Yes, you read that right, and if you are friends with me on Facebook, you are not even surprised.  For two and a half years, I have endured living in this little townhouse with no linen or coat closet in a neighborhood reminiscent of Privet Drive, but just before Thanksgiving, we had an unbelievable opportunity to buy our dream home.  It didn't seem to make sense, and we didn't feel ready, but everything was pushing us to take a leap of faith, so we did.  Right off a cliff, it seemed.  Since then, everything has fallen into place to cushion our landing.

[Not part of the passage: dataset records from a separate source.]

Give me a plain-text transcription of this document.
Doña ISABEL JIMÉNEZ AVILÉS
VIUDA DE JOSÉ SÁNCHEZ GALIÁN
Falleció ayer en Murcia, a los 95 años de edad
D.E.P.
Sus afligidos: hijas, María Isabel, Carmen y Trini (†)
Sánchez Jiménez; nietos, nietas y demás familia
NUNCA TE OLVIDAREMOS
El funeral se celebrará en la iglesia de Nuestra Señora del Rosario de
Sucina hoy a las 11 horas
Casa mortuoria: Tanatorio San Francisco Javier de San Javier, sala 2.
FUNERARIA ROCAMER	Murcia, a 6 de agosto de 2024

This dream home is not a mansion.  Not even close, but it feels like one to us.  It has a yard, garage, garden, swing-set, and beautiful white kitchen.  As an added bonus, it has a coat closet and TWO linen closets.  Yes, you read that right. TWO.  I will finally have a home for everything instead of being forced to line the walls of my bedroom with odd, homeless items.  Talk about a mood setter, you know?

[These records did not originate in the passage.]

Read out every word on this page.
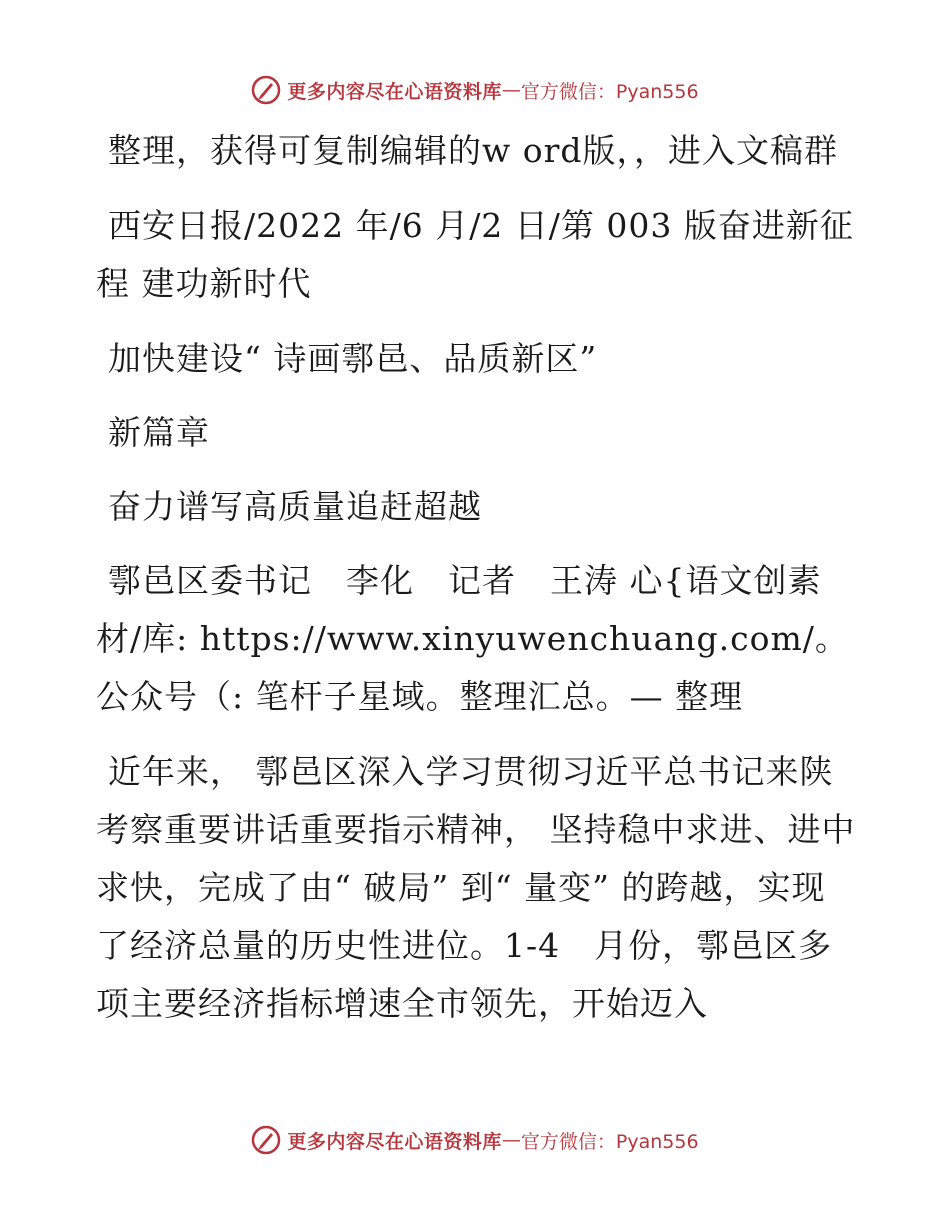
更多内容尽在心语资料库 — 官方微信：Pyan556

整理，获得可复制编辑的w ord版，，进入文稿群

西安日报/2022 年/6 月/2 日/第 003 版奋进新征程 建功新时代

加快建设“ 诗画鄠邑、品质新区”

新篇章

奋力谱写高质量追赶超越

鄠邑区委书记　李化　记者　王涛 心{语文创素材/库: https://www.xinyuwenchuang.com/。公众号（: 笔杆子星域。整理汇总。— 整理

近年来， 鄠邑区深入学习贯彻习近平总书记来陕考察重要讲话重要指示精神， 坚持稳中求进、进中求快，完成了由“ 破局” 到“ 量变” 的跨越，实现了经济总量的历史性进位。1-4　月份，鄠邑区多项主要经济指标增速全市领先，开始迈入

更多内容尽在心语资料库 — 官方微信：Pyan556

My children will also have the rooms of their dreams.  Annie's room was already painted pink, which is all she has ever dreamed of since she was first introduced to the color.  Sam's room has a lock on the outside of the door, which is all I've ever dreamed of since he discovered how to break child locks off doorknobs.  Everybody wins!  The homeowners of the new house have already vacated the premises and gave us a key so we could make any household repairs we deemed necessary before we moved in.  As the gleaming brass object was placed into my hand, a light emerged from the heavens and heavy gust of wind ripped through my hair like a cheesy scene from a bad romance novel.  Except it was my son playing with the light switch and a neighbor opening the front door to carry out a box.  Still, I could feel the temptation of the key whispering to me that I was a domestic goddess.  By the end of the night, the family was gone, and the very next day I was sticking the key into the lock and listening to the satisfying click of the deadbolt.  I began patching nail holes and sanding drywall like it wasn't my first day at the Home Depot rodeo, all the while with full intentions to use the paint in the basement to touch up my glorious work, leaving the house in pristine condition for move-in day.

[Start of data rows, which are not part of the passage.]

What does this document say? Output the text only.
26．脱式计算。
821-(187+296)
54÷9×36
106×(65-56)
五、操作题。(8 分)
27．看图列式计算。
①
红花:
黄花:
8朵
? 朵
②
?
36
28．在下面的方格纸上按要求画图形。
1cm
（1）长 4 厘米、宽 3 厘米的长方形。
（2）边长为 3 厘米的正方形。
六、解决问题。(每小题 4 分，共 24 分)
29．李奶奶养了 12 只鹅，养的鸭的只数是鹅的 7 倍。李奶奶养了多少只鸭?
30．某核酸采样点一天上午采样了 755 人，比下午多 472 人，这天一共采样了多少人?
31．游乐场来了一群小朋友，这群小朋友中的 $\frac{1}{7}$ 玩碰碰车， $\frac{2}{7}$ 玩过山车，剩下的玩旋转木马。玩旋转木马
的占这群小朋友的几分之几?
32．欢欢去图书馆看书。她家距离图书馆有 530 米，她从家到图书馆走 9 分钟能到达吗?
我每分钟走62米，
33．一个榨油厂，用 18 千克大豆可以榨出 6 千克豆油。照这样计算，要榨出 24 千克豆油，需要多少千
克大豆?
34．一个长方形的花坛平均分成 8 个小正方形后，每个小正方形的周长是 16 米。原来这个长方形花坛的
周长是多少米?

Then, tragedy struck.  I realized the leftover paint did not include colors for the children's bedrooms, which happened to be where I did most of the repairs.  My stomach shot up into my throat like impending vomit, but then slithered back down where it hummed angrily.  What should I do?  Leave the walls looking patching and awful?  What kind of domestic goddess would I be if I left my new house in such a state?!  I considered using leftover colors from other rooms, but my little daughter was expecting a pink room, so I swallowed my pride down into my humming stomach, and took an unexpected trip to the hardware store to pilot my first major mission as the master of the new house.

During the mission, I discovered there is the process you go through when painting the walls in a color you don't like. Home Depot has a No Return policy on paint, so if the wrong color is chosen, you just threw $25+ out the window, my friend. When you start painting and you feel that familiar tinge of regret, you tell yourself that the color will look better when it dries or covers more of the wall or when the trim has been painted or with a new light fixture or when the sun is in a different position. The longer you tape, roll, and cut in, the more you realize how much work goes into painting a room and the less you ever want to do it again, so you continue to justify and rationalize like a child being told Santa does not exist. He does, and this paint color will get better with age or artwork on the walls or some white curtains, right?  The rationalizing continues to spiral out of control because wasting 25 dollars worth of paint because you are afraid to admit your mistake seems so much less worse than repainting the entire room.

And at end of all that, you are left sitting in the center of your daughter's room that now resembles Miss Piggy, and your son's supposed-to-be gray striped room that now looks quite purple.

That's where I was on Saturday night, siting alone after all of my painting assistants went home, thinking SWEET MOTHER OF JEFFERSON DAVIS. WHAT. HAVE. I. DONE?

Thankfully, after changing the horrific florescent light bulbs and painting the off-white stripes in Sam's room a bright white, the paint blossomed into what I had imagined.

I sure hope my children love this new house and their new rooms, because this domestic goddess is hanging up her paint brush for a while.